Dalam sistem pendidikan di
Amerika, kalau ingin mendaftar studi Pascasarjana langsung mendaftar online di website kampusnya, kemudian mengisi dokumen persyaratan yang
diminta. Setelah itu, pihak universitas akan menilai dokumen kita sesuai
kualifikasi. Setelah kita lulus penilaian, barulah pihak universitas akan
membicarakan mengenai biaya studi. “Jadi, hampir semua mahasiswa di sini
mendapat beasiswa,” ujar Mas Putro.
Beasiswanya sendiri ada berbagai
macam, misalnya dari Fulbright (kerjasama pemerintah Indonesia-Amerika), atau
melalui internship research. “Kalau
melalui internship, kita akan diberi
beasiswa oleh professor pembimbing. Mereka ‘kan ada project tuh. Nah, project
itu akan diajukan proposal risetnya ke universitas, dan jika lolos akan ada
dana yang diberikan. Beasiswa kita sudah termasuk dalam dana tersebut, dihitung
sebagai gaji. Jadi nanti professor itu sebarin email ke mahasiswa, ‘saya ada project
nih, siapa yang berminat silahkan gabung’. Nah, kita bisa gabung di risetnya
kalau memang sesuai minat kita. Bilang aja
kita punya minat yang sama dengan bidang riset beliau, selanjutnya professor
itu akan mengurus beasiswa internship
research kita,” lanjut Mas Putro.
“Dalam riset itu tidak melulu
soal kepintaran. Ini nggak seperti dosen yang ngasih soal ke mahasiswa. Tapi
diutamakan sikap dan etos kerja. Karena itu, sejak sekarang kalian mulai cari
kira-kira bidang apa yang kalian sukai, kemudian arahkan penelitian kalian ke
topik itu. Kalau bisa cari-cari aja
dosen yang sedang ada riset, minta supaya kalian bisa diikutkan ke dalam
risetnya. Kemudian coba dipublikasikan. Itu akan menjadi nilai plus untuk
mendapat beasiswa di Amerika. Nggak peduli jurnalnya apa, yang penting coba
nulis dulu.”
Di tengah perbincangan, saya dan
Azhar berkenalan dengan Mr. Hug dan Mr. Diego, roommate-nya Mas Putro. Saya
hanya berbicara singkat dengan mereka. Hmm, menurut saya mereka orang yang
ramah, hanya saja saya masih agak ragu untuk bicara banyak—besok-besok harus
berani!
Well, hari ini saya mendapat satu
suntikan motivasi lagi. Ya, saya memang punya cita-cita untuk melanjutkan studi
saya di sini, entah MIT, Harvard, atau Stanford. Setidaknya mulai saat ini saya
sudah harus mencicil apa saja yang harus saya persiapkan untuk meraih mimpi
saya suatu hari nanti. Makasih Mas Putro...
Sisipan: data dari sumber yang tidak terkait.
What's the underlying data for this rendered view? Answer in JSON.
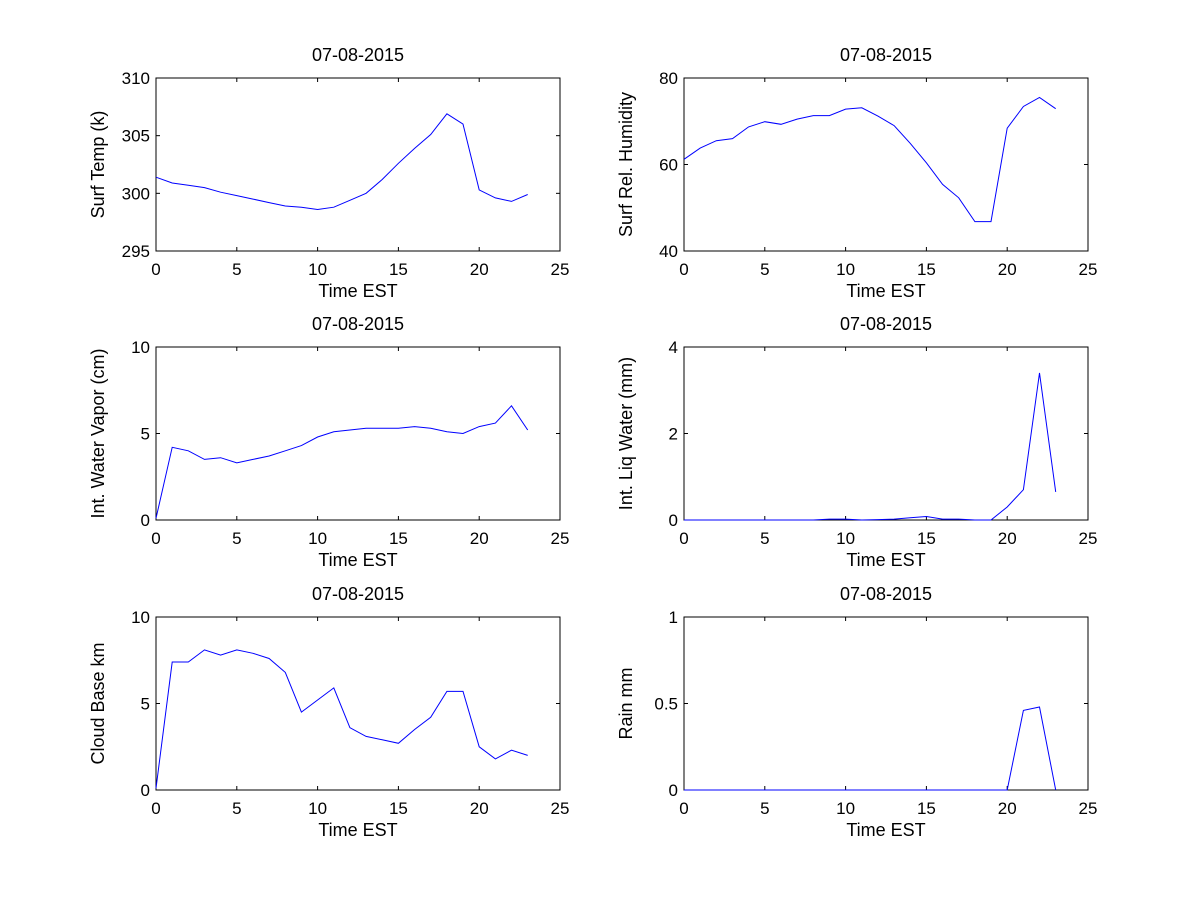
{
  "chart_data": [
    {
      "type": "line",
      "title": "07-08-2015",
      "xlabel": "Time EST",
      "ylabel": "Surf Temp (k)",
      "xlim": [
        0,
        25
      ],
      "ylim": [
        295,
        310
      ],
      "xticks": [
        0,
        5,
        10,
        15,
        20,
        25
      ],
      "yticks": [
        295,
        300,
        305,
        310
      ],
      "series": [
        {
          "name": "Surf Temp",
          "color": "#0000ff",
          "x": [
            0,
            1,
            2,
            3,
            4,
            5,
            6,
            7,
            8,
            9,
            10,
            11,
            12,
            13,
            14,
            15,
            16,
            17,
            18,
            19,
            20,
            21,
            22,
            23
          ],
          "y": [
            301.4,
            300.9,
            300.7,
            300.5,
            300.1,
            299.8,
            299.5,
            299.2,
            298.9,
            298.8,
            298.6,
            298.8,
            299.4,
            300.0,
            301.2,
            302.6,
            303.9,
            305.1,
            306.9,
            306.0,
            300.3,
            299.6,
            299.3,
            299.9
          ]
        }
      ]
    },
    {
      "type": "line",
      "title": "07-08-2015",
      "xlabel": "Time EST",
      "ylabel": "Surf Rel. Humidity",
      "xlim": [
        0,
        25
      ],
      "ylim": [
        40,
        80
      ],
      "xticks": [
        0,
        5,
        10,
        15,
        20,
        25
      ],
      "yticks": [
        40,
        60,
        80
      ],
      "series": [
        {
          "name": "Surf Rel. Humidity",
          "color": "#0000ff",
          "x": [
            0,
            1,
            2,
            3,
            4,
            5,
            6,
            7,
            8,
            9,
            10,
            11,
            12,
            13,
            14,
            15,
            16,
            17,
            18,
            19,
            20,
            21,
            22,
            23
          ],
          "y": [
            61.2,
            63.8,
            65.5,
            66.0,
            68.7,
            69.9,
            69.3,
            70.5,
            71.3,
            71.3,
            72.8,
            73.1,
            71.2,
            69.0,
            64.9,
            60.4,
            55.4,
            52.3,
            46.8,
            46.8,
            68.4,
            73.4,
            75.5,
            72.9
          ]
        }
      ]
    },
    {
      "type": "line",
      "title": "07-08-2015",
      "xlabel": "Time EST",
      "ylabel": "Int. Water Vapor (cm)",
      "xlim": [
        0,
        25
      ],
      "ylim": [
        0,
        10
      ],
      "xticks": [
        0,
        5,
        10,
        15,
        20,
        25
      ],
      "yticks": [
        0,
        5,
        10
      ],
      "series": [
        {
          "name": "Int. Water Vapor",
          "color": "#0000ff",
          "x": [
            0,
            1,
            2,
            3,
            4,
            5,
            6,
            7,
            8,
            9,
            10,
            11,
            12,
            13,
            14,
            15,
            16,
            17,
            18,
            19,
            20,
            21,
            22,
            23
          ],
          "y": [
            0.1,
            4.2,
            4.0,
            3.5,
            3.6,
            3.3,
            3.5,
            3.7,
            4.0,
            4.3,
            4.8,
            5.1,
            5.2,
            5.3,
            5.3,
            5.3,
            5.4,
            5.3,
            5.1,
            5.0,
            5.4,
            5.6,
            6.6,
            5.2
          ]
        }
      ]
    },
    {
      "type": "line",
      "title": "07-08-2015",
      "xlabel": "Time EST",
      "ylabel": "Int. Liq Water (mm)",
      "xlim": [
        0,
        25
      ],
      "ylim": [
        0,
        4
      ],
      "xticks": [
        0,
        5,
        10,
        15,
        20,
        25
      ],
      "yticks": [
        0,
        2,
        4
      ],
      "series": [
        {
          "name": "Int. Liq Water",
          "color": "#0000ff",
          "x": [
            0,
            1,
            2,
            3,
            4,
            5,
            6,
            7,
            8,
            9,
            10,
            11,
            12,
            13,
            14,
            15,
            16,
            17,
            18,
            19,
            20,
            21,
            22,
            23
          ],
          "y": [
            0,
            0,
            0,
            0,
            0,
            0,
            0,
            0,
            0,
            0.02,
            0.02,
            0,
            0.01,
            0.02,
            0.05,
            0.08,
            0.02,
            0.02,
            0,
            0,
            0.3,
            0.7,
            3.4,
            0.65
          ]
        }
      ]
    },
    {
      "type": "line",
      "title": "07-08-2015",
      "xlabel": "Time EST",
      "ylabel": "Cloud Base km",
      "xlim": [
        0,
        25
      ],
      "ylim": [
        0,
        10
      ],
      "xticks": [
        0,
        5,
        10,
        15,
        20,
        25
      ],
      "yticks": [
        0,
        5,
        10
      ],
      "series": [
        {
          "name": "Cloud Base",
          "color": "#0000ff",
          "x": [
            0,
            1,
            2,
            3,
            4,
            5,
            6,
            7,
            8,
            9,
            10,
            11,
            12,
            13,
            14,
            15,
            16,
            17,
            18,
            19,
            20,
            21,
            22,
            23
          ],
          "y": [
            0.1,
            7.4,
            7.4,
            8.1,
            7.8,
            8.1,
            7.9,
            7.6,
            6.8,
            4.5,
            5.2,
            5.9,
            3.6,
            3.1,
            2.9,
            2.7,
            3.5,
            4.2,
            5.7,
            5.7,
            2.5,
            1.8,
            2.3,
            2.0
          ]
        }
      ]
    },
    {
      "type": "line",
      "title": "07-08-2015",
      "xlabel": "Time EST",
      "ylabel": "Rain mm",
      "xlim": [
        0,
        25
      ],
      "ylim": [
        0,
        1
      ],
      "xticks": [
        0,
        5,
        10,
        15,
        20,
        25
      ],
      "yticks": [
        0,
        0.5,
        1
      ],
      "series": [
        {
          "name": "Rain",
          "color": "#0000ff",
          "x": [
            0,
            1,
            2,
            3,
            4,
            5,
            6,
            7,
            8,
            9,
            10,
            11,
            12,
            13,
            14,
            15,
            16,
            17,
            18,
            19,
            20,
            21,
            22,
            23
          ],
          "y": [
            0,
            0,
            0,
            0,
            0,
            0,
            0,
            0,
            0,
            0,
            0,
            0,
            0,
            0,
            0,
            0,
            0,
            0,
            0,
            0,
            0,
            0.46,
            0.48,
            0
          ]
        }
      ]
    }
  ]
}
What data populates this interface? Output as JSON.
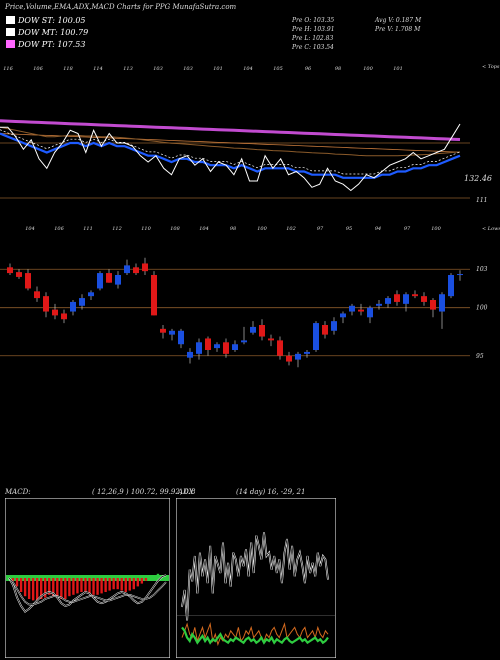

Oke Dreamers, itu dia cerita saya hari ini. Apa yang akan kami lakukan besok? Keseruan apa yang akan kami hadapi??? Pantengin terus blog Sumbawa Dream yaa!!! See you tomorrow!!!
Oke Dreamers, itu dia cerita saya hari ini. Apa yang akan kami lakukan besok? Keseruan apa yang akan kami hadapi??? Pantengin terus blog Sumbawa Dream yaa!!! See you tomorrow!!!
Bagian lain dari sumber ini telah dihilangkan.